O ator, diretor e produtor Roberto Bomtempo passou as últimas semanas no Teatro Princesa Isabel, no Leme, filmando entrevistas com gente como Ruth de Souza, Daniel Filho, Mauro Mendonça, Rosamaria Murtinho, Antonio Fagundes, Ittala Nandi e Íris Bruzzi para a série “Companhias do Teatro Brasileiro”, que totaliza 90 minutos, sobre as numerosas companhias estáveis de teatro do Rio e de São Paulo. O documentário de Bomtempo será exibido no Canal Curta! no segundo semestre. “Orlando foi o mestre de cerimônia. Todos os entrevistados estiveram com ele em algum momento da vida; é algo impressionante como ele cruzou a vida de várias gerações do teatro brasileiro. Finalmente, estou fazendo um documentário só sobre ele, como já vinha tentando há um ano. Venci a resistência dele”, conta Roberto.

Ele próprio tem sua história com Orlando. “Nossa amizade começou há 30 anos, quando eu sonhava em montar ‘Romeu e Julieta’, era muito jovem e ele era presidente do Inacen, que financiava montagem e oferecia a possibilidade de quitar em até dois anos. A montagem foi um fracasso, ficou dois meses em cartaz. Mas aquilo me causou encontros maravilhosos com o Orlando, que é bom de conversa e tem uma memória inacreditável”, completa o diretor. 

O filme vai se chamar “Orlando Miranda e o teatro brasileiro”. “Ele é, provavelmente, o dono do primeiro e único teatro de rua a sobreviver, e funcionar, com o mesmo dono por 54 anos consecutivos. Passo mal quando vejo um teatro como o Princesa Isabel mantido a duras penas. Na Europa, estaria funcionando belamente”, completa Roberto. Além do Teatro Princesa Isabel, no Leme, Orlando Miranda também foi proprietário durante anos de outra casa de espetáculos, o Teatro Galeria, no Flamengo, que funcionou do início dos anos 1980 a 2010, sob a sua administração e em parceria com Max Haus, sócio do antigo Teatro Casagrande, no Leblon.

À frente da Cia. Teatral do Teatro Princesa Isabel - que formou em sociedade com Pedro Veiga e Pernambuco de Oliveira - realizou mais de 40 peças para teatro infantil, adulto e de bonecos, como as premiadas “A revolta dos brinquedos”, de Pedro Veiga, “O avarento”, de Molière, com Procópio Ferreira como protagonista, “Roda viva”, de Chico Buarque, direção de Zé Celso Martinez Corrêa, “O botequim”, de Gianfrancesco Guarnieri, “Os pais abstratos”, de Pedro Bloch, com Glauce Rocha, Darlene Glória e Jorge Dória, “Tudo no escuro”, de Jô Soares, “Misto quente”, de Miéli e Bôscoli, dupla que também foi responsável por “Com açúcar e com afeto”, com Norma Benguell. 

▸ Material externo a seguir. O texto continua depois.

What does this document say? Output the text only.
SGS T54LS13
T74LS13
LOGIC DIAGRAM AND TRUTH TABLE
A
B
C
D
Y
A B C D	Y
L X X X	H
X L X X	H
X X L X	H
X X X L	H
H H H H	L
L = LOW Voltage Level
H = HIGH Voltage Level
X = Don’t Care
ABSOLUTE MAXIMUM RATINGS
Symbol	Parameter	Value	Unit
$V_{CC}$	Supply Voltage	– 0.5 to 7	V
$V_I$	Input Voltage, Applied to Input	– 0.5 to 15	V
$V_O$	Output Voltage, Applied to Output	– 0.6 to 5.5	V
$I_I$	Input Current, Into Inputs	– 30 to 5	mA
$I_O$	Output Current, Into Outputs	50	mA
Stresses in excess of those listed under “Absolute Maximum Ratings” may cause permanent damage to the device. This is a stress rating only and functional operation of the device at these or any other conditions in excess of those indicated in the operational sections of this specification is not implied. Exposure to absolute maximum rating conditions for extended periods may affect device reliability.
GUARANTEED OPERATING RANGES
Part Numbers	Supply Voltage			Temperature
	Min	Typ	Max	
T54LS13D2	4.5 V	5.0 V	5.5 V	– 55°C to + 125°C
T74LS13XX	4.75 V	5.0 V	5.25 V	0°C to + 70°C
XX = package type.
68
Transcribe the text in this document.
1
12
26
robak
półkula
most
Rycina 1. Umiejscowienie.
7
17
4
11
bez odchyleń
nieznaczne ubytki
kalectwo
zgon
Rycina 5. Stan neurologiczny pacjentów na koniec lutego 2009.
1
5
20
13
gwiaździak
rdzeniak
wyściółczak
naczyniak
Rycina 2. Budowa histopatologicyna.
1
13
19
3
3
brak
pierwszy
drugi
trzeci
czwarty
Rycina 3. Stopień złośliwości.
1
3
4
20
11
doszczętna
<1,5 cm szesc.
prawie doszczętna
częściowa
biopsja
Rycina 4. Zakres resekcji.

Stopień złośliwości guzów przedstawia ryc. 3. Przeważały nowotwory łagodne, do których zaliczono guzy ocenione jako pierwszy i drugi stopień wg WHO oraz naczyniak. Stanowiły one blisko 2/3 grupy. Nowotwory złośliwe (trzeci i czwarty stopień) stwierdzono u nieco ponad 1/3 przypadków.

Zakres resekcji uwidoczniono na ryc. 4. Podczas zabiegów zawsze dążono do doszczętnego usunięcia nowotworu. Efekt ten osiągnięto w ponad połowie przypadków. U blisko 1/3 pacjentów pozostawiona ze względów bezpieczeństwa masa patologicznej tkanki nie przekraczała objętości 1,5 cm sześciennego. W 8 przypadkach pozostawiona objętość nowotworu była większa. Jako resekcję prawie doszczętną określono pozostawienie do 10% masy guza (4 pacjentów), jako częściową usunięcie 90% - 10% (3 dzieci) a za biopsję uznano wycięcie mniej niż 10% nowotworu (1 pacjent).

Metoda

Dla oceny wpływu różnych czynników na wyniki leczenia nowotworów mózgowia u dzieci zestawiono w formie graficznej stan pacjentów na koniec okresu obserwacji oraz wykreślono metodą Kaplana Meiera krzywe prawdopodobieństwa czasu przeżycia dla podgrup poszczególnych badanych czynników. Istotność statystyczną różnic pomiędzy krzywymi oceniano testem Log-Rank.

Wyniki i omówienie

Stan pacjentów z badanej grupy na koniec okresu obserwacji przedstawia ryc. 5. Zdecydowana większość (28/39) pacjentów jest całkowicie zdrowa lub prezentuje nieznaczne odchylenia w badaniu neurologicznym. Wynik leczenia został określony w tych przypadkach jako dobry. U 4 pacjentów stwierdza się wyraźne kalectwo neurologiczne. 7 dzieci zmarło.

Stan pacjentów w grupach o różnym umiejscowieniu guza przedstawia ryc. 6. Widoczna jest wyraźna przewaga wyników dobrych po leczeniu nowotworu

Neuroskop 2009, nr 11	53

A historiadora Isabel Miranda, filha de Orlando, batalha para publicar a fotobiografia “Memórias em cena”. “A história oral nos permite ter acesso a informações sobre passados recentes, pouco ou nada disponíveis, em outros tipos de fontes. Meu pai está completando 85 anos de vida e mais de 60 de teatro.

É dono de uma trajetória, no mínimo, contundente: esteve à frente, de forma pujante, do Serviço Nacional de Teatro (SNT), transformado em Instituto Nacional de Artes Cênicas (Inacen) e, depois, em Fundação Nacional de Artes Cênicas (Fundacen) por mais de uma década, que não foi uma década qualquer. Foram 11 anos de uma fase dificílima para a cultura brasileira quando, ainda que gestor público de um governo federal de um regime de exceção, defendeu vigorosamente os interesses da classe artística, demonstrando incontestável comprometimento com a democracia. Conviveu com nomes como Procópio Ferreira, Plínio Marcos, Paschoal Carlos Magno, Nelson Rodrigues, Gianfrancesco Guarnieri, entre outros da maior importância de nossa dramaturgia”, avalia.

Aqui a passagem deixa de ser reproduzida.